Design and implementation of ETL processes using BPMN and relational algebra
Design and implementation of ETL processes using BPMN and relational algebra
Archivos
Fecha
2020-06-13
Autores
Awiti, Judith
Vaisman, Alejandro Ariel
Zimányi, Esteban
Título de la revista
ISSN de la revista
Título del volumen
Editor
Resumen
"Extraction, transformation, and loading (ETL) processes are used to extract data from internal
and external sources of an organization, transform these data, and load them into a data
warehouse. The Business Process Modeling and Notation (BPMN) has been proposed for
expressing ETL processes at a conceptual level. A different approach is studied in this paper,
where relational algebra (RA), extended with update operations, is used for specifying ETL
processes. In this approach, data tasks in an ETL workflow can be automatically translated
into SQL queries to be executed over a DBMS. To illustrate this study, the paper addresses the
problem of updating Slowly Changing Dimensions (SCDs) with dependencies, that is, the case
when updating a SCD table impacts on associated SCD tables. Tackling this problem requires
extending the classic RA with update operations. The paper also shows the implementation
of a portion of the TPC-DI benchmark that results from both approaches.

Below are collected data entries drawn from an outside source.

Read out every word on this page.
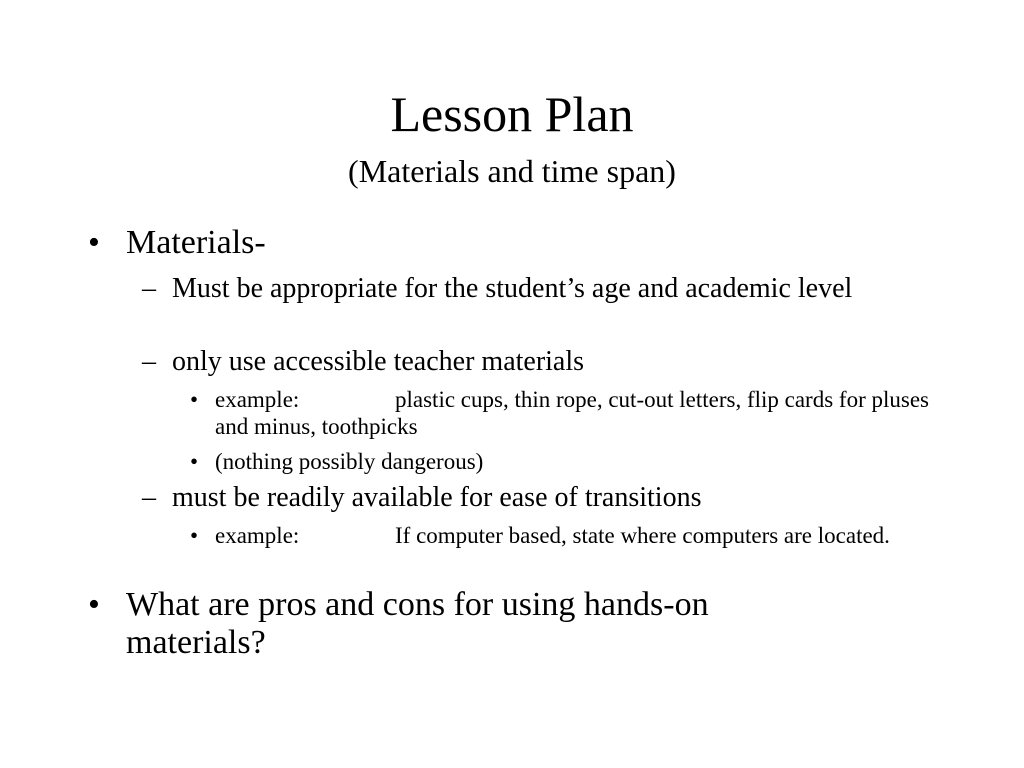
Lesson Plan
(Materials and time span)
• Materials-
– Must be appropriate for the student’s age and academic level
– only use accessible teacher materials
• example:	plastic cups, thin rope, cut-out letters, flip cards for pluses and minus, toothpicks
• (nothing possibly dangerous)
– must be readily available for ease of transitions
• example:	If computer based, state where computers are located.
• What are pros and cons for using hands-on materials?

Thus, the paper
presents three implementations: (a) An SQL implementation based on the extended RA-based
specification of an ETL process expressed in BPMN4ETL; and (b) Two implementations of
workflows that follow from BPMN4ETL, one that uses the Pentaho DI tool, and another one
that uses Talend Open Studio for DI. Experiments over these implementations of the TPC-DI
benchmark for different scale factors were carried out, and are described and discussed in the
paper, showing that the extended RA approach results in more efficient processes than the ones
produced by implementing the BPMN4ETL specification over the mentioned ETL tools. The
reasons for this result are also discussed."